Dernièrement, le producteur Jean-Louis Piérot ne me disait pas autre chose : « Après avoir fini Fantaisie militaire, il avait été question que je travaille avec lui. Je l’ai donc rencontré une nuit mais pas pour bosser, pour discuter, et j’ai trouvé le mec positivement givré, incroyable. » Près de deux heures durant, je penserai de même. On sera là comme deux chercheurs, lui tâtonnant à travers mes questions, moi tâtonnant à travers ses réponses.
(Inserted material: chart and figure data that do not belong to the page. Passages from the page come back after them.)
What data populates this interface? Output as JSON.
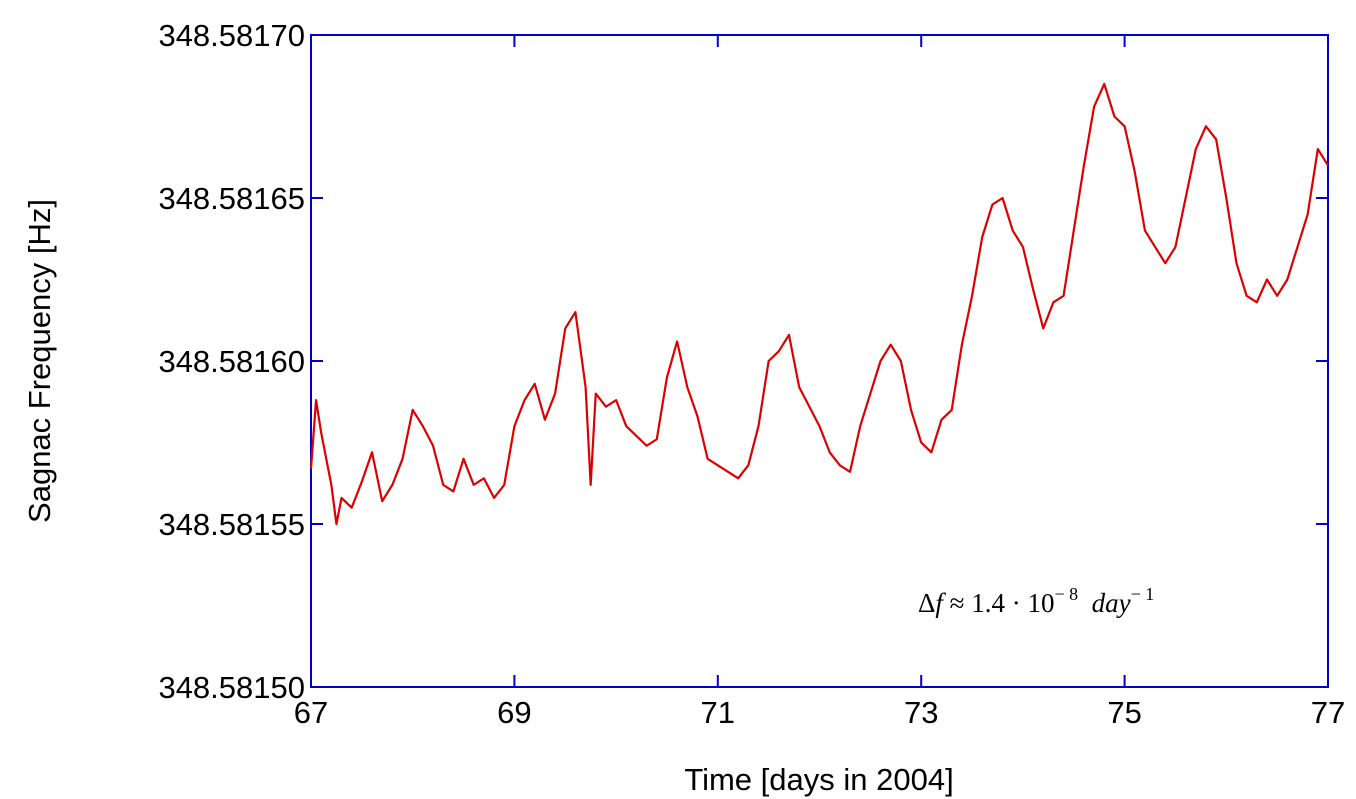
{
  "chart_data": {
    "type": "line",
    "xlabel": "Time [days in 2004]",
    "ylabel": "Sagnac Frequency [Hz]",
    "annotation": [
      "Δ",
      "f",
      " ≈ 1.4 · 10",
      "− 8",
      "  day",
      "− 1"
    ],
    "xlim": [
      67,
      77
    ],
    "xticks": [
      67,
      69,
      71,
      73,
      75,
      77
    ],
    "ylim": [
      348.5815,
      348.5817
    ],
    "yticks": [
      {
        "value": 348.5815,
        "label": "348.58150"
      },
      348.58155,
      {
        "value": 348.5816,
        "label": "348.58160"
      },
      348.58165,
      {
        "value": 348.5817,
        "label": "348.58170"
      }
    ],
    "axis_color": "#0000cc",
    "x": [
      67,
      67.05,
      67.1,
      67.2,
      67.25,
      67.3,
      67.4,
      67.5,
      67.6,
      67.7,
      67.8,
      67.9,
      68,
      68.1,
      68.2,
      68.3,
      68.4,
      68.5,
      68.6,
      68.7,
      68.8,
      68.9,
      69,
      69.1,
      69.2,
      69.3,
      69.4,
      69.5,
      69.6,
      69.7,
      69.75,
      69.8,
      69.9,
      70,
      70.1,
      70.2,
      70.3,
      70.4,
      70.5,
      70.6,
      70.7,
      70.8,
      70.9,
      71,
      71.1,
      71.2,
      71.3,
      71.4,
      71.5,
      71.6,
      71.7,
      71.8,
      71.9,
      72,
      72.1,
      72.2,
      72.3,
      72.4,
      72.5,
      72.6,
      72.7,
      72.8,
      72.9,
      73,
      73.1,
      73.2,
      73.3,
      73.4,
      73.5,
      73.6,
      73.7,
      73.8,
      73.9,
      74,
      74.1,
      74.2,
      74.3,
      74.4,
      74.5,
      74.6,
      74.7,
      74.8,
      74.9,
      75,
      75.1,
      75.2,
      75.3,
      75.4,
      75.5,
      75.6,
      75.7,
      75.8,
      75.9,
      76,
      76.1,
      76.2,
      76.3,
      76.4,
      76.5,
      76.6,
      76.7,
      76.8,
      76.9,
      77
    ],
    "series": [
      {
        "name": "Sagnac frequency",
        "color": "#dd0000",
        "values": [
          348.581567,
          348.581588,
          348.581578,
          348.581562,
          348.58155,
          348.581558,
          348.581555,
          348.581563,
          348.581572,
          348.581557,
          348.581562,
          348.58157,
          348.581585,
          348.58158,
          348.581574,
          348.581562,
          348.58156,
          348.58157,
          348.581562,
          348.581564,
          348.581558,
          348.581562,
          348.58158,
          348.581588,
          348.581593,
          348.581582,
          348.58159,
          348.58161,
          348.581615,
          348.581592,
          348.581562,
          348.58159,
          348.581586,
          348.581588,
          348.58158,
          348.581577,
          348.581574,
          348.581576,
          348.581595,
          348.581606,
          348.581592,
          348.581583,
          348.58157,
          348.581568,
          348.581566,
          348.581564,
          348.581568,
          348.58158,
          348.5816,
          348.581603,
          348.581608,
          348.581592,
          348.581586,
          348.58158,
          348.581572,
          348.581568,
          348.581566,
          348.58158,
          348.58159,
          348.5816,
          348.581605,
          348.5816,
          348.581585,
          348.581575,
          348.581572,
          348.581582,
          348.581585,
          348.581605,
          348.58162,
          348.581638,
          348.581648,
          348.58165,
          348.58164,
          348.581635,
          348.581622,
          348.58161,
          348.581618,
          348.58162,
          348.58164,
          348.58166,
          348.581678,
          348.581685,
          348.581675,
          348.581672,
          348.581658,
          348.58164,
          348.581635,
          348.58163,
          348.581635,
          348.58165,
          348.581665,
          348.581672,
          348.581668,
          348.58165,
          348.58163,
          348.58162,
          348.581618,
          348.581625,
          348.58162,
          348.581625,
          348.581635,
          348.581645,
          348.581665,
          348.58166
        ]
      }
    ]
  }
}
Tâtonnant tous deux à travers les mots avec, tout du long, de longs silences palpables, impossibles à retranscrire.
En attendant j’observe les lieux, pleurant pour le photographe qui n’a finalement pas pu venir (mince, 22 E.T. quand même, il se serait régalé !) et je fais connaissance avec manageuse. Intéressante sa manageuse. Marie-Pierre Chevalier : une brune mousseuse jeune et punchy. Au téléphone, avec son nom à l’ancienne, son vouvoiement et les 66 ans de Christophe, je l’avais spontanément imaginée de la génération Rock&Folk, genre la cinquantaine charmante, depuis des plombes dans le métier. D’où le savoir-faire d’un naturel désarmant. Elle n’a que 29 ans.
Comme je le lui demande, elle m’explique comment elle est devenue sa manageuse et même co-parolière (sur trois titres de son dernier album) alors qu’il y a peu elle était encore en fac de droit et qu’à part Les mots bleus, en gros, elle ne savait rien de lui. Je lui explique que moi non plus.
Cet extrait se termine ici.